As of now, the hope in Gaza that the cease-fire will last is a sort of answer to the question. But the loudest answer is the decision by Hamas, at least as of Sunday night, to hold its fire. This is an organization attuned to public sentiment (although it doesn’t always act upon it). There are some voices on Facebook calling its failure to join the Islamic Jihad campaign “treason,” but they are in the minority. The assumption of several of my friends and acquaintances in Gaza is that most of the public is pleased that Hamas showed restraint and did not join the fray. Its non-joining guarantees a quicker ceasefire.

Hamas, as the de-facto government in Gaza, isn’t going anywhere. It seeks to one day lead the entire Palestinian people under Israeli control and in the diaspora instead of the PLO and Fatah, who have been emptied of all content.

As a ruling party, Hamas’leaders must have come across the survey conducted by the organization Save The Children, published in June under the title “Trapped.” The survey shows that after 15 years of the Israel-imposed siege, the widespread unemployment and poverty caused by it and by four large-scale military conflicts, four of five children in the Gaza Strip, a full 80 percent, suffer from depression and live in fear and grief.

In the organization’s previous such survey, in 2018, the rate was 55 percent. Bed-wetting, refusal to talk, inability to find positive ways of coping with hardships, a sense that family and friends are unsupportive, and attention deficit, are but some of the unsurprising psychological symptoms noted in the report, which most children suffer from. Other findings were that over half of all children in the Strip think of suicide, and three in five of self-harm.

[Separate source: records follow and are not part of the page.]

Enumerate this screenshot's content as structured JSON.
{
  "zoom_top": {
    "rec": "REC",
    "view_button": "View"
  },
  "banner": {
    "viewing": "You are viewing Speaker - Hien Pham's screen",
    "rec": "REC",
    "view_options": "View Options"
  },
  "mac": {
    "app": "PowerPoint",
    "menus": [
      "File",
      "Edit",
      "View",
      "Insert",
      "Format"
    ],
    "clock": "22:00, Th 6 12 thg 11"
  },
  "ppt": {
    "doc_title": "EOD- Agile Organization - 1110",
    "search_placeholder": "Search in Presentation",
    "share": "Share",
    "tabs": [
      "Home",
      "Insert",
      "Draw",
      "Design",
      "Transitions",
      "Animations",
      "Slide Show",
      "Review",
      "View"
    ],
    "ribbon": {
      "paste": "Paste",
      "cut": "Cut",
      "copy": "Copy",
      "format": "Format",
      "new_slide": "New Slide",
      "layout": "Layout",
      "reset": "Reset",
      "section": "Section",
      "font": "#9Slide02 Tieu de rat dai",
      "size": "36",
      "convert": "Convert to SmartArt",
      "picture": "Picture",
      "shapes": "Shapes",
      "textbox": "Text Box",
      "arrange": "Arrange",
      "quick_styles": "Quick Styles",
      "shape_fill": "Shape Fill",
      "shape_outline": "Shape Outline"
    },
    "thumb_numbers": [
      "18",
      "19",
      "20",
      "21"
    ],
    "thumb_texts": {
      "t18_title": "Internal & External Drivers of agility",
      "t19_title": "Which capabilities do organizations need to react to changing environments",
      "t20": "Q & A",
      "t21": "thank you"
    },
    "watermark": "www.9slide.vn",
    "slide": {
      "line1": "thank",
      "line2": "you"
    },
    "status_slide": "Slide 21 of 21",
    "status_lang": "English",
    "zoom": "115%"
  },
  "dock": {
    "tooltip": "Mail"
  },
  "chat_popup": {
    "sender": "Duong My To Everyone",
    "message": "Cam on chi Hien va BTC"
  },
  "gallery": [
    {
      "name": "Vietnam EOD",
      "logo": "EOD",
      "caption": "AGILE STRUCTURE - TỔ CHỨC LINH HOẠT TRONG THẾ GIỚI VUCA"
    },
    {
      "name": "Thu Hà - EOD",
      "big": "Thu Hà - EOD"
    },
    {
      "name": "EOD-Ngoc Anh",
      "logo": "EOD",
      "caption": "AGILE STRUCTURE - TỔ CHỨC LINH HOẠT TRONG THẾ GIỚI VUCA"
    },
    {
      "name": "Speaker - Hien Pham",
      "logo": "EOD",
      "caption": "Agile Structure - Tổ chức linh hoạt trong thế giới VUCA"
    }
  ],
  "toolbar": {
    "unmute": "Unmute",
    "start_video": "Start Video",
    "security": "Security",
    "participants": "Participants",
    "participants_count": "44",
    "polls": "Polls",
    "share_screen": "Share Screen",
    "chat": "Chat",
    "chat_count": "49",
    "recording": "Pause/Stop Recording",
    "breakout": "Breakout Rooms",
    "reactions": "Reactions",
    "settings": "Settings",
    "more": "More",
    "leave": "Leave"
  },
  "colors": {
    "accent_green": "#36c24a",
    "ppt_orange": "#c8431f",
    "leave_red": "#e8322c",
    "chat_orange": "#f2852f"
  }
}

Alms from Qatar and military bravado won’t solve this distress. Even if Hamas has a tendency to doubt the accuracy of “Western” surveys that rely on “Western” psychological theories, it cannot completely ignore the data and its direct link to the wars. Israel and its citizens don’t care, nor do Western governments that speak of “Israel’s right to defend itself” while frustratingly ignoring its control over the Strip. Who, if not the de facto government of the strip, should come to the conclusion that expanding the current military clash is bad for its own people?